Nigeria’s private sector borrowing recorded its strongest monthly expansion in 2025, rising by nearly N1.89 trillion in October, according to the latest money and credit data released by the Central Bank of Nigeria (CBN).
The stock of credit extended to businesses and households jumped from N72.53 trillion in September to N74.41 trillion in October, marking a 2.6% month-on-month increase. The sharp rebound followed the Monetary Policy Committee’s decision in September to lower the benchmark Monetary Policy Rate (MPR) by 50 basis points to 27%, the first rate cut since 2020.
The reduction came as headline inflation showed signs of moderating and pressure on the foreign exchange market eased, giving the apex bank room to ease the tight monetary stance it had maintained for several years.

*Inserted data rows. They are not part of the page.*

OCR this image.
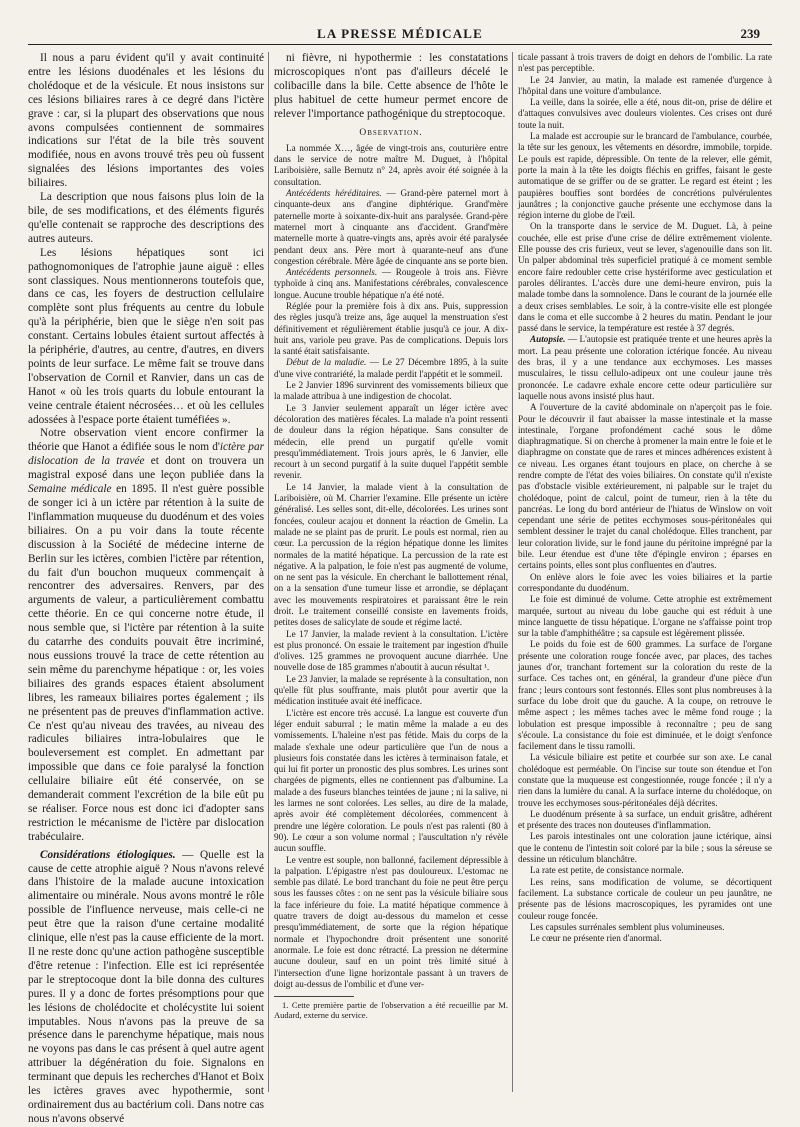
LA PRESSE MÉDICALE	239

Il nous a paru évident qu'il y avait continuité entre les lésions duodénales et les lésions du cholédoque et de la vésicule. Et nous insistons sur ces lésions biliaires rares à ce degré dans l'ictère grave : car, si la plupart des observations que nous avons compulsées contiennent de sommaires indications sur l'état de la bile très souvent modifiée, nous en avons trouvé très peu où fussent signalées des lésions importantes des voies biliaires.

La description que nous faisons plus loin de la bile, de ses modifications, et des éléments figurés qu'elle contenait se rapproche des descriptions des autres auteurs.

Les lésions hépatiques sont ici pathognomoniques de l'atrophie jaune aiguë : elles sont classiques. Nous mentionnerons toutefois que, dans ce cas, les foyers de destruction cellulaire complète sont plus fréquents au centre du lobule qu'à la périphérie, bien que le siège n'en soit pas constant. Certains lobules étaient surtout affectés à la périphérie, d'autres, au centre, d'autres, en divers points de leur surface. Le même fait se trouve dans l'observation de Cornil et Ranvier, dans un cas de Hanot « où les trois quarts du lobule entourant la veine centrale étaient nécrosées… et où les cellules adossées à l'espace porte étaient tuméfiées ».

Notre observation vient encore confirmer la théorie que Hanot a édifiée sous le nom d'ictère par dislocation de la travée et dont on trouvera un magistral exposé dans une leçon publiée dans la Semaine médicale en 1895. Il n'est guère possible de songer ici à un ictère par rétention à la suite de l'inflammation muqueuse du duodénum et des voies biliaires. On a pu voir dans la toute récente discussion à la Société de médecine interne de Berlin sur les ictères, combien l'ictère par rétention, du fait d'un bouchon muqueux commençait à rencontrer des adversaires. Renvers, par des arguments de valeur, a particulièrement combattu cette théorie. En ce qui concerne notre étude, il nous semble que, si l'ictère par rétention à la suite du catarrhe des conduits pouvait être incriminé, nous eussions trouvé la trace de cette rétention au sein même du parenchyme hépatique : or, les voies biliaires des grands espaces étaient absolument libres, les rameaux biliaires portes également ; ils ne présentent pas de preuves d'inflammation active. Ce n'est qu'au niveau des travées, au niveau des radicules biliaires intra-lobulaires que le bouleversement est complet. En admettant par impossible que dans ce foie paralysé la fonction cellulaire biliaire eût été conservée, on se demanderait comment l'excrétion de la bile eût pu se réaliser. Force nous est donc ici d'adopter sans restriction le mécanisme de l'ictère par dislocation trabéculaire.

Considérations étiologiques. — Quelle est la cause de cette atrophie aiguë ? Nous n'avons relevé dans l'histoire de la malade aucune intoxication alimentaire ou minérale. Nous avons montré le rôle possible de l'influence nerveuse, mais celle-ci ne peut être que la raison d'une certaine modalité clinique, elle n'est pas la cause efficiente de la mort. Il ne reste donc qu'une action pathogène susceptible d'être retenue : l'infection. Elle est ici représentée par le streptocoque dont la bile donna des cultures pures. Il y a donc de fortes présomptions pour que les lésions de cholédocite et cholécystite lui soient imputables. Nous n'avons pas la preuve de sa présence dans le parenchyme hépatique, mais nous ne voyons pas dans le cas présent à quel autre agent attribuer la dégénération du foie. Signalons en terminant que depuis les recherches d'Hanot et Boix les ictères graves avec hypothermie, sont ordinairement dus au bactérium coli. Dans notre cas nous n'avons observé

ni fièvre, ni hypothermie : les constatations microscopiques n'ont pas d'ailleurs décelé le colibacille dans la bile. Cette absence de l'hôte le plus habituel de cette humeur permet encore de relever l'importance pathogénique du streptocoque.

Observation.

La nommée X…, âgée de vingt-trois ans, couturière entre dans le service de notre maître M. Duguet, à l'hôpital Lariboisière, salle Bernutz n° 24, après avoir été soignée à la consultation.

Antécédents héréditaires. — Grand-père paternel mort à cinquante-deux ans d'angine diphtérique. Grand'mère paternelle morte à soixante-dix-huit ans paralysée. Grand-père maternel mort à cinquante ans d'accident. Grand'mère maternelle morte à quatre-vingts ans, après avoir été paralysée pendant deux ans. Père mort à quarante-neuf ans d'une congestion cérébrale. Mère âgée de cinquante ans se porte bien.

Antécédents personnels. — Rougeole à trois ans. Fièvre typhoïde à cinq ans. Manifestations cérébrales, convalescence longue. Aucune trouble hépatique n'a été noté.

Réglée pour la première fois à dix ans. Puis, suppression des règles jusqu'à treize ans, âge auquel la menstruation s'est définitivement et régulièrement établie jusqu'à ce jour. A dix-huit ans, variole peu grave. Pas de complications. Depuis lors la santé était satisfaisante.

Début de la maladie. — Le 27 Décembre 1895, à la suite d'une vive contrariété, la malade perdit l'appétit et le sommeil.

Le 2 Janvier 1896 survinrent des vomissements bilieux que la malade attribua à une indigestion de chocolat.

Le 3 Janvier seulement apparaît un léger ictère avec décoloration des matières fécales. La malade n'a point ressenti de douleur dans la région hépatique. Sans consulter de médecin, elle prend un purgatif qu'elle vomit presqu'immédiatement. Trois jours après, le 6 Janvier, elle recourt à un second purgatif à la suite duquel l'appétit semble revenir.

Le 14 Janvier, la malade vient à la consultation de Lariboisière, où M. Charrier l'examine. Elle présente un ictère généralisé. Les selles sont, dit-elle, décolorées. Les urines sont foncées, couleur acajou et donnent la réaction de Gmelin. La malade ne se plaint pas de prurit. Le pouls est normal, rien au cœur. La percussion de la région hépatique donne les limites normales de la matité hépatique. La percussion de la rate est négative. A la palpation, le foie n'est pas augmenté de volume, on ne sent pas la vésicule. En cherchant le ballottement rénal, on a la sensation d'une tumeur lisse et arrondie, se déplaçant avec les mouvements respiratoires et paraissant être le rein droit. Le traitement conseillé consiste en lavements froids, petites doses de salicylate de soude et régime lacté.

Le 17 Janvier, la malade revient à la consultation. L'ictère est plus prononcé. On essaie le traitement par ingestion d'huile d'olives. 125 grammes ne provoquent aucune diarrhée. Une nouvelle dose de 185 grammes n'aboutit à aucun résultat ¹.

Le 23 Janvier, la malade se représente à la consultation, non qu'elle fût plus souffrante, mais plutôt pour avertir que la médication instituée avait été inefficace.

L'ictère est encore très accusé. La langue est couverte d'un léger enduit saburral ; le matin même la malade a eu des vomissements. L'haleine n'est pas fétide. Mais du corps de la malade s'exhale une odeur particulière que l'un de nous a plusieurs fois constatée dans les ictères à terminaison fatale, et qui lui fit porter un pronostic des plus sombres. Les urines sont chargées de pigments, elles ne contiennent pas d'albumine. La malade a des fuseurs blanches teintées de jaune ; ni la salive, ni les larmes ne sont colorées. Les selles, au dire de la malade, après avoir été complètement décolorées, commencent à prendre une légère coloration. Le pouls n'est pas ralenti (80 à 90). Le cœur a son volume normal ; l'auscultation n'y révèle aucun souffle.

Le ventre est souple, non ballonné, facilement dépressible à la palpation. L'épigastre n'est pas douloureux. L'estomac ne semble pas dilaté. Le bord tranchant du foie ne peut être perçu sous les fausses côtes : on ne sent pas la vésicule biliaire sous la face inférieure du foie. La matité hépatique commence à quatre travers de doigt au-dessous du mamelon et cesse presqu'immédiatement, de sorte que la région hépatique normale et l'hypochondre droit présentent une sonorité anormale. Le foie est donc rétracté. La pression ne détermine aucune douleur, sauf en un point très limité situé à l'intersection d'une ligne horizontale passant à un travers de doigt au-dessus de l'ombilic et d'une ver-

1. Cette première partie de l'observation a été recueillie par M. Audard, externe du service.

ticale passant à trois travers de doigt en dehors de l'ombilic. La rate n'est pas perceptible.

Le 24 Janvier, au matin, la malade est ramenée d'urgence à l'hôpital dans une voiture d'ambulance.

La veille, dans la soirée, elle a été, nous dit-on, prise de délire et d'attaques convulsives avec douleurs violentes. Ces crises ont duré toute la nuit.

La malade est accroupie sur le brancard de l'ambulance, courbée, la tête sur les genoux, les vêtements en désordre, immobile, torpide. Le pouls est rapide, dépressible. On tente de la relever, elle gémit, porte la main à la tête les doigts fléchis en griffes, faisant le geste automatique de se griffer ou de se gratter. Le regard est éteint ; les paupières bouffies sont bordées de concrétions pulvérulentes jaunâtres ; la conjonctive gauche présente une ecchymose dans la région interne du globe de l'œil.

On la transporte dans le service de M. Duguet. Là, à peine couchée, elle est prise d'une crise de délire extrêmement violente. Elle pousse des cris furieux, veut se lever, s'agenouille dans son lit. Un palper abdominal très superficiel pratiqué à ce moment semble encore faire redoubler cette crise hystériforme avec gesticulation et paroles délirantes. L'accès dure une demi-heure environ, puis la malade tombe dans la somnolence. Dans le courant de la journée elle a deux crises semblables. Le soir, à la contre-visite elle est plongée dans le coma et elle succombe à 2 heures du matin. Pendant le jour passé dans le service, la température est restée à 37 degrés.

Autopsie. — L'autopsie est pratiquée trente et une heures après la mort. La peau présente une coloration ictérique foncée. Au niveau des bras, il y a une tendance aux ecchymoses. Les masses musculaires, le tissu cellulo-adipeux ont une couleur jaune très prononcée. Le cadavre exhale encore cette odeur particulière sur laquelle nous avons insisté plus haut.

A l'ouverture de la cavité abdominale on n'aperçoit pas le foie. Pour le découvrir il faut abaisser la masse intestinale et la masse intestinale, l'organe profondément caché sous le dôme diaphragmatique. Si on cherche à promener la main entre le foie et le diaphragme on constate que de rares et minces adhérences existent à ce niveau. Les organes étant toujours en place, on cherche à se rendre compte de l'état des voies biliaires. On constate qu'il n'existe pas d'obstacle visible extérieurement, ni palpable sur le trajet du cholédoque, point de calcul, point de tumeur, rien à la tête du pancréas. Le long du bord antérieur de l'hiatus de Winslow on voit cependant une série de petites ecchymoses sous-péritonéales qui semblent dessiner le trajet du canal cholédoque. Elles tranchent, par leur coloration livide, sur le fond jaune du péritoine imprégné par la bile. Leur étendue est d'une tête d'épingle environ ; éparses en certains points, elles sont plus confluentes en d'autres.

On enlève alors le foie avec les voies biliaires et la partie correspondante du duodénum.

Le foie est diminué de volume. Cette atrophie est extrêmement marquée, surtout au niveau du lobe gauche qui est réduit à une mince languette de tissu hépatique. L'organe ne s'affaisse point trop sur la table d'amphithéâtre ; sa capsule est légèrement plissée.

Le poids du foie est de 600 grammes. La surface de l'organe présente une coloration rouge foncée avec, par places, des taches jaunes d'or, tranchant fortement sur la coloration du reste de la surface. Ces taches ont, en général, la grandeur d'une pièce d'un franc ; leurs contours sont festonnés. Elles sont plus nombreuses à la surface du lobe droit que du gauche. A la coupe, on retrouve le même aspect ; les mêmes taches avec le même fond rouge ; la lobulation est presque impossible à reconnaître ; peu de sang s'écoule. La consistance du foie est diminuée, et le doigt s'enfonce facilement dans le tissu ramolli.

La vésicule biliaire est petite et courbée sur son axe. Le canal cholédoque est perméable. On l'incise sur toute son étendue et l'on constate que la muqueuse est congestionnée, rouge foncée ; il n'y a rien dans la lumière du canal. A la surface interne du cholédoque, on trouve les ecchymoses sous-péritonéales déjà décrites.

Le duodénum présente à sa surface, un enduit grisâtre, adhérent et présente des traces non douteuses d'inflammation.

Les parois intestinales ont une coloration jaune ictérique, ainsi que le contenu de l'intestin soit coloré par la bile ; sous la séreuse se dessine un réticulum blanchâtre.

La rate est petite, de consistance normale.

Les reins, sans modification de volume, se décortiquent facilement. La substance corticale de couleur un peu jaunâtre, ne présente pas de lésions macroscopiques, les pyramides ont une couleur rouge foncée.

Les capsules surrénales semblent plus volumineuses.

Le cœur ne présente rien d'anormal.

At its November meeting, the MPC left the rate unchanged at 27% but adjusted the asymmetric corridor to encourage commercial banks to lend to the real economy rather than park excess funds at the CBN’s standing deposit facility.
Despite the impressive monthly gain, annual growth remains modest. Private sector credit stood at N74.07 trillion in October 2024, meaning the year-on-year increase was only N340 billion, or 0.46%. Analysts say this reflects how prolonged high interest rates and liquidity volatility had suppressed lending activity for much of the year.

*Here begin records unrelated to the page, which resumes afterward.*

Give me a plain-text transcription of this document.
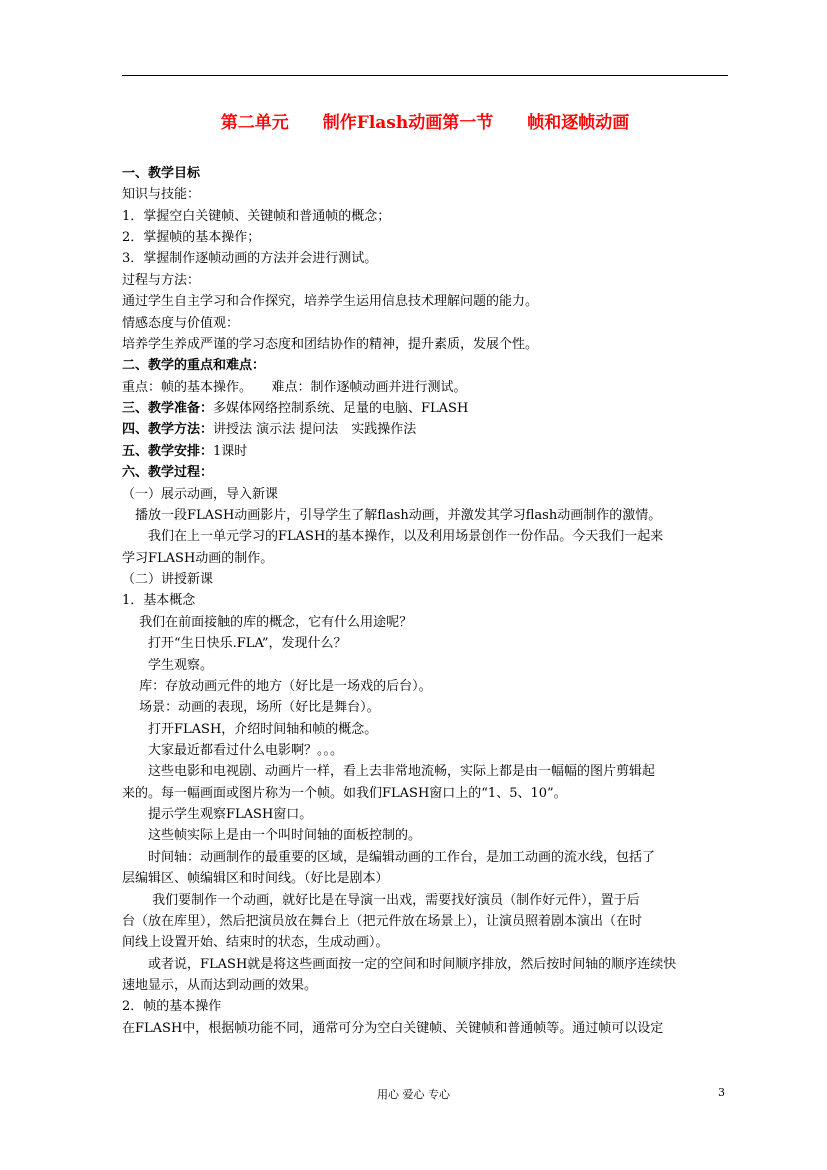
第二单元　　制作Flash动画第一节　　帧和逐帧动画
一、教学目标
知识与技能：
1．掌握空白关键帧、关键帧和普通帧的概念；
2．掌握帧的基本操作；
3．掌握制作逐帧动画的方法并会进行测试。
过程与方法：
通过学生自主学习和合作探究，培养学生运用信息技术理解问题的能力。
情感态度与价值观：
培养学生养成严谨的学习态度和团结协作的精神，提升素质，发展个性。
二、教学的重点和难点：
重点：帧的基本操作。　　难点：制作逐帧动画并进行测试。
三、教学准备：多媒体网络控制系统、足量的电脑、FLASH
四、教学方法：讲授法 演示法 提问法　实践操作法
五、教学安排：1课时
六、教学过程：
（一）展示动画，导入新课
　播放一段FLASH动画影片，引导学生了解flash动画，并激发其学习flash动画制作的激情。
　　我们在上一单元学习的FLASH的基本操作，以及利用场景创作一份作品。今天我们一起来
学习FLASH动画的制作。
（二）讲授新课
1．基本概念
　 我们在前面接触的库的概念，它有什么用途呢？
　　打开“生日快乐.FLA”，发现什么？
　　学生观察。
　 库：存放动画元件的地方（好比是一场戏的后台）。
　 场景：动画的表现，场所（好比是舞台）。
　　打开FLASH，介绍时间轴和帧的概念。
　　大家最近都看过什么电影啊？。。。
　　这些电影和电视剧、动画片一样，看上去非常地流畅，实际上都是由一幅幅的图片剪辑起
来的。每一幅画面或图片称为一个帧。如我们FLASH窗口上的“1、5、10”。
　　提示学生观察FLASH窗口。
　　这些帧实际上是由一个叫时间轴的面板控制的。
　　时间轴：动画制作的最重要的区域，是编辑动画的工作台，是加工动画的流水线，包括了
层编辑区、帧编辑区和时间线。（好比是剧本）
　　 我们要制作一个动画，就好比是在导演一出戏，需要找好演员（制作好元件），置于后
台（放在库里），然后把演员放在舞台上（把元件放在场景上），让演员照着剧本演出（在时
间线上设置开始、结束时的状态，生成动画）。
　　或者说，FLASH就是将这些画面按一定的空间和时间顺序排放，然后按时间轴的顺序连续快
速地显示，从而达到动画的效果。
2．帧的基本操作
在FLASH中，根据帧功能不同，通常可分为空白关键帧、关键帧和普通帧等。通过帧可以设定
用心 爱心 专心	3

Throughout 2025, private credit displayed a volatile pattern: starting the year at N77.38 trillion in January, dipping repeatedly through mid-year, hitting a low of N72.53 trillion in September, and then rebounding strongly in October. The September slump of over N3.3 trillion had been the sharpest contraction of the year, making the subsequent October recovery particularly notable.
Private Sector Now Takes Larger Slice of Domestic Credit
Total domestic credit (net claims on government and the private sector) expanded by N2.51 trillion in October to N99.20 trillion. Of this increase, approximately 75% (N1.88 trillion) went to the private sector while the balance supported government financing.
The private sector’s share of total domestic credit has climbed to 75% in October 2025, up from 65.3% a year earlier. The shift is largely explained by a steep N14.6 trillion drop in net credit to the government over the same period, as fiscal authorities relied more on non-bank financing and improved revenue collection.
In contrast, overall domestic credit is down 12.6% from N113.46 trillion in October 2024, highlighting that the decline in government borrowing has more than offset the modest recovery in private lending.
Economists interpret the October figures as early evidence that the September rate cut is beginning to transmit into the real economy, though lending momentum remains fragile. With inflation still elevated and banks maintaining cautious risk postures, sustained private credit growth will depend on further stability in interest rates, exchange rates, and overall liquidity conditions heading into 2026.
The Central Bank will closely watch whether the recent lending impulse gains traction or fades if global funding costs rise or domestic risks re-emerge. For now, the October surge offers the clearest sign yet that Nigeria’s long-awaited monetary easing cycle may finally be unlocking credit flows to businesses and consumers.